Para identificar os compostos do cano principal (metabolitos) produzidos por pilhas do glioblastoma durante a infecção por Zika, os pesquisadores analisaram as pilhas usando a imagem lactente matriz-ajudada da espectrometria em massa da dessorção/ionização do laser (MALDI-MSI).

A técnica consiste dividir os átomos ou as moléculas em uma amostra de modo que se tornem cobrados com o mais ou menos elétrons do que o original (ionização) e então a separação deles pela relação da massa/carga a fim os identificar e determinar.

Os dados da espectrometria em massa foram submetidos à análise estatística, que mostrou que 24 horas após a infecção, as pilhas começaram a produzir heterósido cardíacos, especialmente digoxin.

In vitro os estudos precedentes conduzidos por pesquisadores em outros países mostraram que esta molécula podia reduzir a multiplicação e aumentar a mortalidade das pilhas da melanoma, o tipo o mais agressivo de cancro de pele, assim como cancro da mama e neuroblastoma, um tumor que afectasse tipicamente pacientes envelhecesse 15 ou mais novo.

Porque o digoxin e outros heterósido cardíacos foram mostrados para induzir a morte de célula cancerosa, os pesquisadores concluíram que a infecção por Zika provocou a síntese da molécula em pilhas do glioblastoma e que este fenômeno é provavelmente um dos factores que conduzem à morte celular neuronal.

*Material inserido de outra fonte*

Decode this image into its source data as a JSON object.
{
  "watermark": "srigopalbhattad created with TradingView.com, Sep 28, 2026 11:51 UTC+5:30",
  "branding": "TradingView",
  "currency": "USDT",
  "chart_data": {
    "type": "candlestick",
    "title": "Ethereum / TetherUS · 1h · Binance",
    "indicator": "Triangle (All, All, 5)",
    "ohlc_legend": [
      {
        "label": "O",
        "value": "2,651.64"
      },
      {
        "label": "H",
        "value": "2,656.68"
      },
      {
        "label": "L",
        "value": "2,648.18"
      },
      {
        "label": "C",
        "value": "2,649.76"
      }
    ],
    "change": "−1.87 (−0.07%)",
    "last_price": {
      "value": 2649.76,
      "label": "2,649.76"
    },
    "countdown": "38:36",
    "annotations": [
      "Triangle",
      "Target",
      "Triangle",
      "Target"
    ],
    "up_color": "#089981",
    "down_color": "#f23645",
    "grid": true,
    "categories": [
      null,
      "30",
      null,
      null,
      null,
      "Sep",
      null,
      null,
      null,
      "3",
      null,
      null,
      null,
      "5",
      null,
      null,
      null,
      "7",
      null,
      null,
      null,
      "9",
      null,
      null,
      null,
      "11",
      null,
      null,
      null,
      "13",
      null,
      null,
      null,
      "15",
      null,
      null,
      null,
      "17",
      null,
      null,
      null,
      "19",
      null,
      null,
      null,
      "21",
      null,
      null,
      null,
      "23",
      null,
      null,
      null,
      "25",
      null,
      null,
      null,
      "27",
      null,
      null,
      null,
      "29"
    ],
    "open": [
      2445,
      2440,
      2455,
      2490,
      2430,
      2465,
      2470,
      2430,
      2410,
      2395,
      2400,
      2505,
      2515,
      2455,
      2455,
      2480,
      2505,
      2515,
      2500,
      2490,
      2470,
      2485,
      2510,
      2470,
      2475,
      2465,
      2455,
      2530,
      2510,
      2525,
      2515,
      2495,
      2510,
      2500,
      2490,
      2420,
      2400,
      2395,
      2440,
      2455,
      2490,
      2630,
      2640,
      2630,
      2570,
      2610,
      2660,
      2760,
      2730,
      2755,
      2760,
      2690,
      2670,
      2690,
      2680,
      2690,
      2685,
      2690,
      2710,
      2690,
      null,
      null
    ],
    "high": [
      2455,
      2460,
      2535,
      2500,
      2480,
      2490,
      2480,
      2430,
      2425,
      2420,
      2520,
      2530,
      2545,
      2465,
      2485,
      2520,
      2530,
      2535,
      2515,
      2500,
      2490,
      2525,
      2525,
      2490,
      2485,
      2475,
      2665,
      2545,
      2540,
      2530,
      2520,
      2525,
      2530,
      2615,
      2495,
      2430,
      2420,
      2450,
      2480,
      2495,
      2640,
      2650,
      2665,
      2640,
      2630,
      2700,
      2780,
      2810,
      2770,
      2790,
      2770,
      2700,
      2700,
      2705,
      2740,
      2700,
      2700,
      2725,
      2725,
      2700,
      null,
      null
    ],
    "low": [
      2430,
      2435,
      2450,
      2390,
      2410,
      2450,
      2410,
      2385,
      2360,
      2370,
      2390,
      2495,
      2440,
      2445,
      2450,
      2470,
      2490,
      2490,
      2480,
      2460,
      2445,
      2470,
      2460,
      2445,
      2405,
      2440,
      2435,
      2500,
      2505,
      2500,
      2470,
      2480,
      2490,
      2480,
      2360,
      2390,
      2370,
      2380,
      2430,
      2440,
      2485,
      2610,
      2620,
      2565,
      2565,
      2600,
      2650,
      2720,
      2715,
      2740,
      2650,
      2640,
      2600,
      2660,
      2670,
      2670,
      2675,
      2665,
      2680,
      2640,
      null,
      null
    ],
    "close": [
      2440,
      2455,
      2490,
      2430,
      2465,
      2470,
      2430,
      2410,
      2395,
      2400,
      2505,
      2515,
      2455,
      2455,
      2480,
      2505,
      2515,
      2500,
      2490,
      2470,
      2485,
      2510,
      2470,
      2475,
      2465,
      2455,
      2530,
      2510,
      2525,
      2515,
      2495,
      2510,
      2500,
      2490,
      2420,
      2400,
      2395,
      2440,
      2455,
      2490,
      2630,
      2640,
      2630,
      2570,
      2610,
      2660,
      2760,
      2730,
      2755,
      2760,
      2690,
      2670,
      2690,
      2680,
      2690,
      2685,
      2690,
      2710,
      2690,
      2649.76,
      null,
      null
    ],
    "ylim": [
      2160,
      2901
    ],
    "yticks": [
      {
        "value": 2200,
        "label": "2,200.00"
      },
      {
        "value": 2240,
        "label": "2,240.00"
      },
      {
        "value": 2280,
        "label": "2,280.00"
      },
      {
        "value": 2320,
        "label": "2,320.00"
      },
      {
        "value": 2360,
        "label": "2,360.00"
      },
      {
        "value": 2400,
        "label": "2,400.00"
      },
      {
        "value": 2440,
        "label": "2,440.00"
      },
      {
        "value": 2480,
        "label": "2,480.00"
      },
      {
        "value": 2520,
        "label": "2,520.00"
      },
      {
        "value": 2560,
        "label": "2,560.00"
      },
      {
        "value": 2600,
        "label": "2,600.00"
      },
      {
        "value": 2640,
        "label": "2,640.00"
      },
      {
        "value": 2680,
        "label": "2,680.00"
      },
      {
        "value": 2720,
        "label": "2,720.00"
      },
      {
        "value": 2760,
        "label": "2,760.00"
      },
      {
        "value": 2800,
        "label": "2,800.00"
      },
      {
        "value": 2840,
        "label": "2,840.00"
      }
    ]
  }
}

O “Digoxin poderia ser a molécula chave que activa a morte celular do glioblastoma durante a infecção de Zika,” Catharino disse.

Baseado nestes resultados, os pesquisadores sugerem que um vírus genetically projetado de Zika poderia eliminar os efeitos da infecção e deixar somente as partículas virais que sintetizam o digoxin. Assim, o vírus poderia ser uma alternativa para o tratamento do glioblastoma, que é altamente resistente às drogas da quimioterapia.

“O uso de vírus oncolytic [vírus projetados genetically para destruir pilhas do tumor] está em uma fase avançada, tratar especialmente o cancro de pele e o mieloma [cancro da medula],” Catharino disse. “Zika podia ser um candidato para o tratamento do glioblastoma.”